Dead Poets Society: The Protestant Cemetery in Rome
If you're into the Romantic poets as much as I am, you might want to swing by
“Here lies one whose name was writ in water.” ~ John Keats
In June of 1819, when Frankenstein author Mary Shelley, one-time inamorata and now wife of poet Percy Bysshe Shelley, climbed into a coach to Geneva at her husband’s behest, she’d already buried one child, a daughter Clara. Wrapped tightly in her arms was her son, William or “Willmouse,” a boy so beautiful, the Italian servants hovered in his doorway while he slept just to gaze upon his angelic countenance.
But Willmouse was seriously ill, likely malarial. Mary begged Shelley not to move him. Unfortunately, Shelley was in a bind. He’d lied to his friend George, Lord Byron, for reasons that are lost to us now, regarding his own whereabouts. If Mary didn’t come at once, his deceit would be exposed.
Clutching the sick child against her chest, Mary heeded Shelley’s summons, only to have her beloved Willmouse die in her arms. He is buried in the Cimitero Inglese, or English Cemetery, in Rome, a place locals called the Protestant Cemetery. Next to it looms the Pyramid of Cestius, built around 18-12 BC to entomb Gaius Cestius, a renowned Roman magistrate. A colony of feral cats lives within its shadow now.
Shortly after July 8, 1822, little Willmouse was joined by his illustrious father, Percy Bysshe Shelley, who died in a tragic boating accident in Livorno. His ashes were interred beneath a dedicational stone erected by his friend, Edward Trelawney, whose own memorial sits adjacent. Poor Willmouse’s final resting place is far away, an afterthought. I cannot imagine these were the wishes of his mother, whose heartache and depression after her son’s death inspired Shelley to write:
My dearest Mary, wherefore hast thou gone,
And left me in this dreary world alone?
Thy form is here indeed—a lovely one—
But thou art fled, gone down a dreary road
That leads to Sorrow's most obscure abode.

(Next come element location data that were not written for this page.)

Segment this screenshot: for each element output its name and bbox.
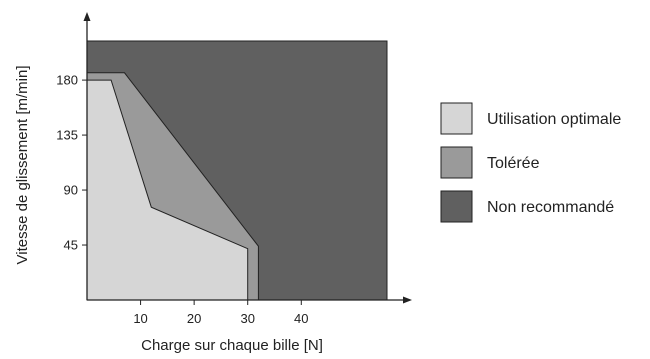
y-axis-title: Vitesse de glissement [m/min] bbox=[14, 66, 31, 265]
x-axis-title: Charge sur chaque bille [N] bbox=[141, 337, 323, 354]
x-tick-label: 10 bbox=[133, 311, 147, 326]
y-axis-arrow bbox=[83, 12, 91, 21]
x-tick-label: 20 bbox=[187, 311, 201, 326]
y-tick-label: 180 bbox=[56, 73, 78, 88]
chart-ticks: 10 20 30 40 45 90 135 180 bbox=[56, 73, 308, 326]
y-tick-label: 45 bbox=[64, 238, 78, 253]
legend-label-toleree: Tolérée bbox=[487, 155, 540, 172]
x-tick-label: 30 bbox=[240, 311, 254, 326]
legend-label-non-recommande: Non recommandé bbox=[487, 199, 614, 216]
x-axis-arrow bbox=[403, 296, 412, 304]
y-tick-label: 90 bbox=[64, 183, 78, 198]
y-tick-label: 135 bbox=[56, 128, 78, 143]
x-tick-label: 40 bbox=[294, 311, 308, 326]
chart-legend: Utilisation optimale Tolérée Non recommand… bbox=[440, 102, 621, 223]
legend-swatch-utilisation-optimale bbox=[440, 102, 473, 135]
legend-label-utilisation-optimale: Utilisation optimale bbox=[487, 111, 621, 128]
chart-regions bbox=[86, 40, 388, 301]
legend-swatch-non-recommande bbox=[440, 190, 473, 223]
legend-swatch-toleree bbox=[440, 146, 473, 179]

For thine own sake I cannot follow thee
Do thou return for mine
The Romantic poet John Keats is also buried in the Protestant Cemetery. He died at twenty-five of tuberculosis, coughing up his life’s blood in a cramped apartment overlooking the Spanish Steps in Rome. Largely ignored during his lifetime (much as Shelley was), Keats achieved posthumous fame and is now considered one of the finest of the second generation of Romantic poets.
From the moment of my arrival in Italy, I was eager to visit the Protestant Cemetery, and spent hours roaming its leafy paths. Edward Trelawney’s tribute to his friend Shelley is quite touching, although it’s debatable whether Shelley would have considered Trelawney the kind of friend he wanted to lie next to for eternity. The yacht Trelawney helped Shelley to build, the craft that killed him, was far from sea-worthy. Trelawney was a notorious liar who inflated his knowledge and credentials to impress people. What if that “touching tribute” he paid to Shelley actually has blood on it?
Such were my thoughts as I laid a rose on Shelley’s grave. I have my problems with Shelley, both as a man and a poet. It is his wife, Mary, who deserves my admiration, not only for her masterpiece, Frankenstein, but for the exquisite guardianship she gave to Shelley’s legacy. Without her efforts, he might well have been forgotten. And I cannot help but imagine her great suffering as, one by one, everyone she loved was taken from her.